Der Patentvertreter Vögeding hastete unten auf dem Bürgersteig heran. Er hatte den Hut, über das kurze, graue Borstenhaar weg, tief im Genick und den Kopf im Gehen gesenkt, Schwarz wie ein Scherenschnitt hob sich vom bläulichen Schein der Laterne sein Profil mit der niederen Stirn, der energischen, geraden, kurzen Bismarcknase, den zähen, dünnen Lippen, dem runden Willenskinn. Aus dem breitschulterigen, massigen Leib wölbte sich, bei seiner gebeugten Haltung, der Ansatz des Bauchs. Die Knie knickten ihm unter seinen schweren, schnellen Tritten. Er lief mehr als er ging.
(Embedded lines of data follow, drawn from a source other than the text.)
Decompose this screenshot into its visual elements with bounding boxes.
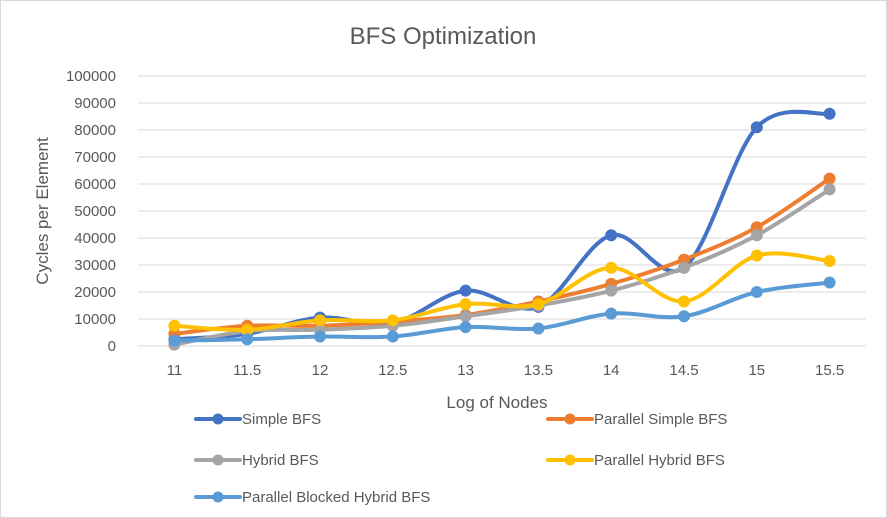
y-tick-label: 10000: [74, 311, 116, 328]
x-tick-label: 12.5: [378, 362, 407, 379]
x-tick-label: 13.5: [524, 362, 553, 379]
data-point: [532, 298, 545, 311]
data-point: [314, 314, 326, 327]
data-point: [605, 261, 618, 274]
x-tick-label: 12: [312, 362, 329, 379]
legend-label: Simple BFS: [242, 411, 321, 428]
legend-label: Parallel Simple BFS: [594, 411, 727, 428]
y-tick-label: 20000: [74, 284, 116, 301]
data-point: [168, 319, 181, 332]
legend-item: Hybrid BFS: [194, 452, 319, 469]
series-line: [172, 251, 832, 332]
data-point: [823, 172, 836, 185]
legend-label: Hybrid BFS: [242, 452, 319, 469]
x-axis-label: Log of Nodes: [446, 393, 547, 412]
data-point: [241, 333, 254, 346]
legend-item: Parallel Hybrid BFS: [546, 452, 725, 469]
legend-item: Simple BFS: [194, 411, 321, 428]
x-axis-ticks: 11 11.5 12 12.5 13 13.5 14 14.5 15 15.5: [167, 362, 845, 379]
y-tick-label: 100000: [66, 68, 116, 85]
legend-item: Parallel Blocked Hybrid BFS: [194, 489, 430, 506]
series-5: [168, 276, 836, 347]
chart-title: BFS Optimization: [350, 23, 537, 50]
x-tick-label: 11: [167, 362, 183, 379]
y-tick-label: 30000: [74, 257, 116, 274]
data-point: [314, 330, 326, 343]
legend-swatch-marker: [212, 454, 224, 466]
y-tick-label: 0: [108, 338, 116, 355]
data-point: [678, 295, 690, 308]
data-point: [386, 330, 399, 343]
x-tick-label: 15.5: [815, 362, 844, 379]
data-point: [459, 321, 472, 334]
x-tick-label: 14.5: [669, 362, 698, 379]
data-point: [168, 334, 181, 347]
data-point: [750, 121, 763, 134]
y-axis-ticks: 0 10000 20000 30000 40000 50000 60000 70000 8000…: [66, 68, 116, 355]
data-point: [459, 298, 472, 311]
y-tick-label: 60000: [74, 176, 116, 193]
y-tick-label: 80000: [74, 122, 116, 139]
data-point: [823, 276, 836, 289]
y-tick-label: 90000: [74, 95, 116, 112]
data-point: [750, 249, 763, 262]
data-point: [605, 284, 618, 297]
data-point: [678, 310, 690, 323]
data-point: [532, 322, 545, 335]
y-tick-label: 40000: [74, 230, 116, 247]
series-line: [172, 187, 832, 347]
data-point: [750, 229, 763, 242]
data-point: [823, 254, 836, 267]
data-point: [459, 284, 472, 297]
x-tick-label: 15: [748, 362, 765, 379]
data-point: [459, 310, 472, 323]
legend-item: Parallel Simple BFS: [546, 411, 727, 428]
series-lines: [168, 107, 836, 351]
series-4: [168, 249, 836, 336]
data-point: [386, 314, 399, 327]
data-point: [678, 261, 690, 274]
legend-label: Parallel Hybrid BFS: [594, 452, 725, 469]
series-2: [168, 172, 836, 340]
y-axis-label: Cycles per Element: [33, 137, 52, 285]
y-tick-label: 70000: [74, 149, 116, 166]
legend: Simple BFS Parallel Simple BFS Hybrid BFS P…: [194, 411, 727, 506]
data-point: [823, 183, 836, 196]
data-point: [605, 229, 618, 242]
x-tick-label: 11.5: [233, 362, 261, 379]
gridlines: [138, 75, 866, 347]
data-point: [605, 307, 618, 320]
legend-swatch-marker: [564, 454, 576, 466]
legend-swatch-marker: [564, 413, 576, 425]
x-tick-label: 14: [603, 362, 620, 379]
data-point: [823, 107, 836, 120]
data-point: [750, 286, 763, 298]
legend-swatch-marker: [212, 491, 224, 503]
x-tick-label: 13: [457, 362, 474, 379]
legend-label: Parallel Blocked Hybrid BFS: [242, 489, 430, 506]
y-tick-label: 50000: [74, 203, 116, 220]
series-line: [172, 280, 832, 343]
legend-swatch-marker: [212, 413, 224, 425]
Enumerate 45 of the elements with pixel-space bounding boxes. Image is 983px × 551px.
„Warum ist er denn so pressiert, Käte?“
„Ich hab’ den Otto noch nie so eilig gesehen!“
„Jetzt bleibt er steh’n und stiert zu Boden und schüttelt den Kopf!“
„Aber was er im Kopf hat . . . ?“
„. . . nu setzt er sich entschlossen wieder in Trab!“
Otto Vögeding öffnete das Haustor. Im Widerschein des erleuchteten Treppenflurs stand sein rötlich-gedunsenes, sattes Gesicht ein paar Sekunden hell vor der dunklen Nacht, bartlos, mit schlaffen Backen, die Zigarre schief in dem grausam-leutseligen Mund, den Zwicker vor den wässerigen, kleinen, fuchsschlauen Augen.
Man hörte, wie er draussen mit dem Drücker den Wohnungseingang öffnete. Er räusperte sich tief auf der Diele. Es klang wie ein Brummeln ode rein schweres Seufzen. Nun schlug eine Türe. Alles wurde still.
Käte Vögeding wartete eine Weile, ob ihr Mann hereinkommen würde. Dann klingelte sie dem Mädchen.
„Fragen Sie den Herrn, Berta, wo er den Tee . . . ?“
„Der Herr Doktor will keinen Tee. Er packt seine Handtasche. Er hat dem Krause sagen lassen, er sole sofort vorfahren!“
„Dein Mann verreist, Käte?“
„Es scheint!“
„So Knall und Fall?“
„Das tut er manchmal! Das ist nichts Ungewöhnliches! Wenn gerade ein dringendes Geschäft . . . “
Die Türe öffnete sich. Otto Vögeding schaute in Hut und Mantel herein, die Reisetasche in der Hand.
„Ich fand eben, wie ich heimkan, einen Brief vor, Käte!“ sagte er schnell und kurzatmig. „In Frankfurt am Main machen sie wieder lauter Dummheiten. Ich muss sofort hin! Ich war eben schon im Kinderzimmer und hab’ dem Kommerzienrätle gute Nacht gesagt!“
Er musterte geitesabwesend seinen Schwager. Endlich erkannte er ihn.
„Hohe Ehre, Alfred! Wer hat dich denn eingeladen?“
„Ich!“ sagte die junge Frau schnell und hart.
„So? Na — schön!. . Du — alter Kronensohn: Strömich und Merz sind bald zu schön für diese Welt! Eiherrchäses — da staunen Sie, mein Kutester? Nicht? — Um so besser!“ Kätes Mann war ganz der alte. Er zwinkerte listig mit den leicht geröteten Lidern. Die Goldplomben blinkten beim breiten Lachen in seinen starken, gelblichen Zähnen. Er sah auf seine Uhr: „Herrgott — wenn ich nach Frankfurt will, darf ich mich eilen! Es ist nur wegen der Patente, Käte, von Wiese’s Erben — weisst du — die ich vertrete! Morgen abend bin ich wieder da!“
Er lief fast ohne Abschied aus dem Zimmer. Seine Frau schaute ihm nach.